イッツ・オンリー・トーク気がつくと雨が降っていた。朝からおなじみのキシリトールガムをくちゃくちゃやっていたものの、何も食べないと体力が落ちて結局何も書けなくなるので近所のデニーズで野菜スープを飲み、絲山 秋子『イッツ・オンリー・トーク』をだらだら流し読みして、唐突に蒲田に住みたくなった。

病院の芝生のそばで猫が鳴いていたので、ごまプリンをスプーンですくっては投げて与えた。首輪がないから野良なのかもしれない。あるいは、病院猫とか。病院猫? そんなものいるのか。だが、よく駐車場やその辺でニャーニャーしてるのを目にするので、病院を寝ぐらにしている猫は確実に存在すると思う。

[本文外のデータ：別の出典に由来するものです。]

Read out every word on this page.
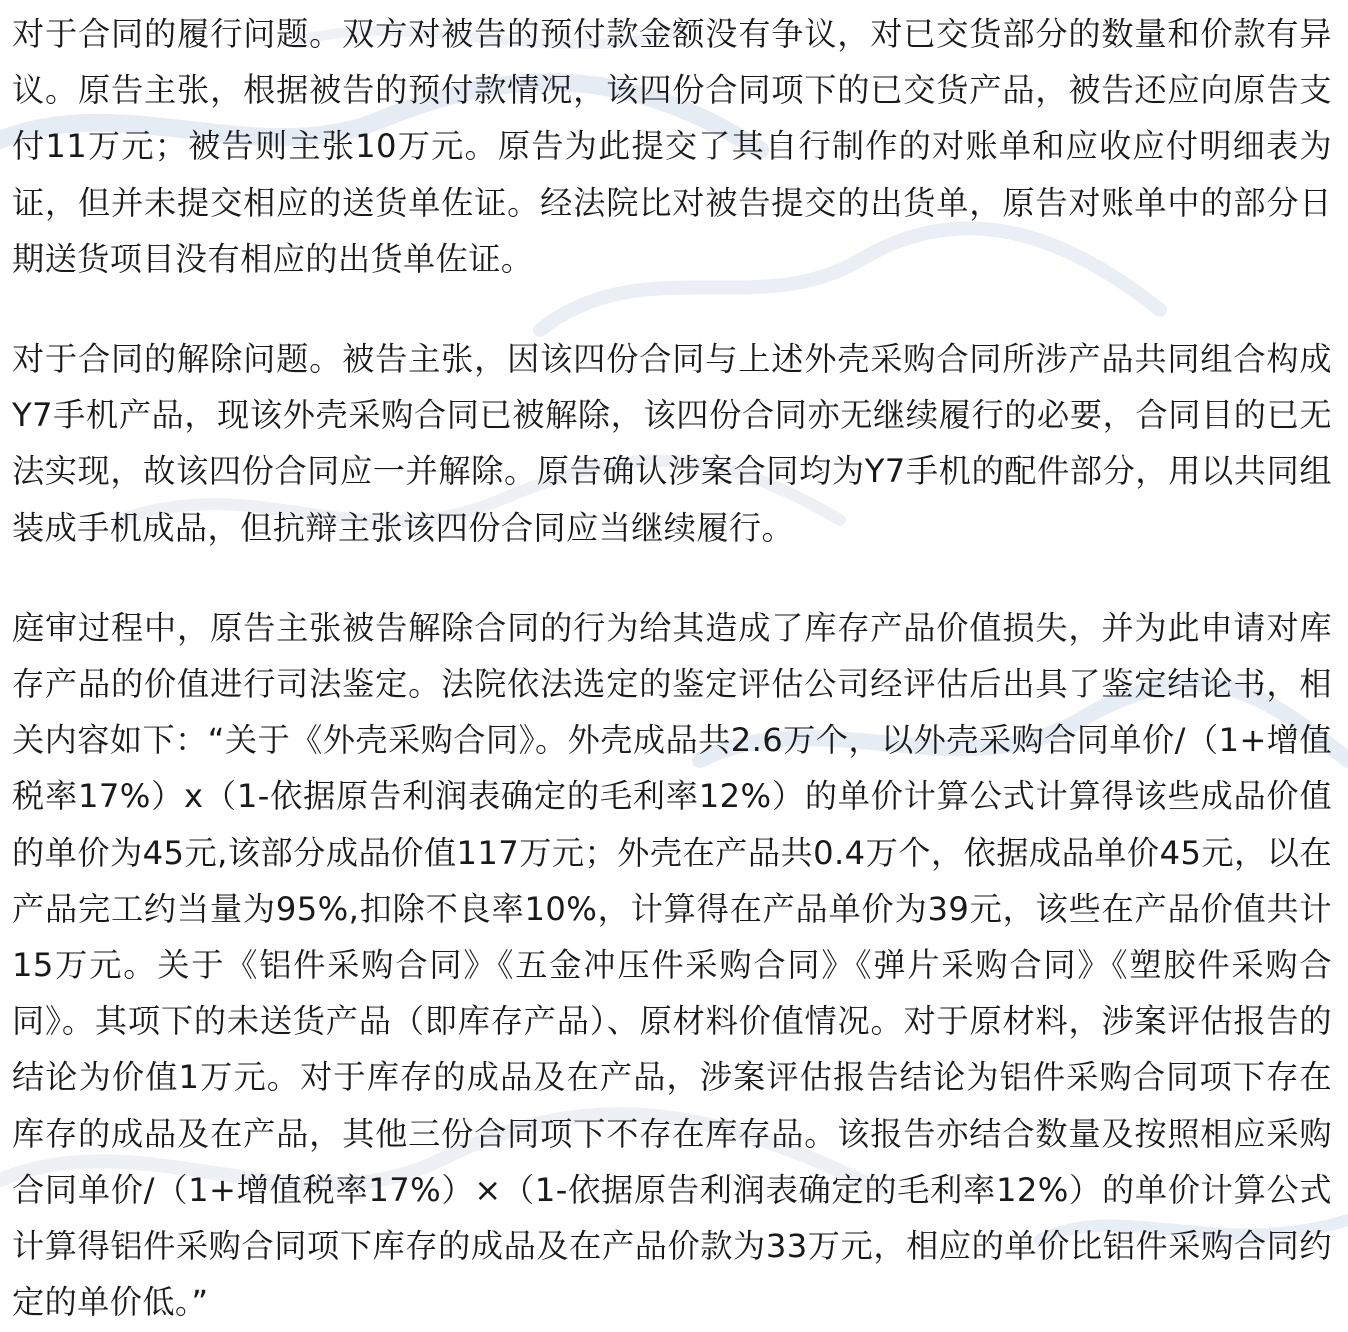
对于合同的履行问题。双方对被告的预付款金额没有争议，对已交货部分的数量和价款有异议。原告主张，根据被告的预付款情况，该四份合同项下的已交货产品，被告还应向原告支付11万元；被告则主张10万元。原告为此提交了其自行制作的对账单和应收应付明细表为证，但并未提交相应的送货单佐证。经法院比对被告提交的出货单，原告对账单中的部分日期送货项目没有相应的出货单佐证。

对于合同的解除问题。被告主张，因该四份合同与上述外壳采购合同所涉产品共同组合构成Y7手机产品，现该外壳采购合同已被解除，该四份合同亦无继续履行的必要，合同目的已无法实现，故该四份合同应一并解除。原告确认涉案合同均为Y7手机的配件部分，用以共同组装成手机成品，但抗辩主张该四份合同应当继续履行。

庭审过程中，原告主张被告解除合同的行为给其造成了库存产品价值损失，并为此申请对库存产品的价值进行司法鉴定。法院依法选定的鉴定评估公司经评估后出具了鉴定结论书，相关内容如下：“关于《外壳采购合同》。外壳成品共2.6万个，以外壳采购合同单价/（1+增值税率17%）x（1-依据原告利润表确定的毛利率12%）的单价计算公式计算得该些成品价值的单价为45元,该部分成品价值117万元；外壳在产品共0.4万个，依据成品单价45元，以在产品完工约当量为95%,扣除不良率10%，计算得在产品单价为39元，该些在产品价值共计15万元。关于《铝件采购合同》《五金冲压件采购合同》《弹片采购合同》《塑胶件采购合同》。其项下的未送货产品（即库存产品）、原材料价值情况。对于原材料，涉案评估报告的结论为价值1万元。对于库存的成品及在产品，涉案评估报告结论为铝件采购合同项下存在库存的成品及在产品，其他三份合同项下不存在库存品。该报告亦结合数量及按照相应采购合同单价/（1+增值税率17%）×（1-依据原告利润表确定的毛利率12%）的单价计算公式计算得铝件采购合同项下库存的成品及在产品价款为33万元，相应的单价比铝件采购合同约定的单价低。”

鼠でも捕っているのか、それとも日々大量に排出されるゴミを漁っているのか。ホームレスが公園の鳩にするように芝生のベンチでひなたぼっこしている患者から菓子でももらっているのか。それでもこんなに寒い冬の日に餌を探さなければならないとは猫も難儀だ。おいしそうに白いプリンの付いたコンクリートの床を舐めるのでそのままカップを置いた。少し歩いて振り返ると、猫はちらちら人を気にしながら頭を突っ込んで私の食べ残りを食べていた。楕円形の青みがかった目やふわふわした白い毛は思ったより悪くなかったものの、やはり猫はかわいくないなと思う。犬は散歩していても尻尾を振って通行人に愛想を振りまくが、こうやって幾ばくかを恵んでやっても猫は頭を撫でられる位置にさえ、寄って来ない。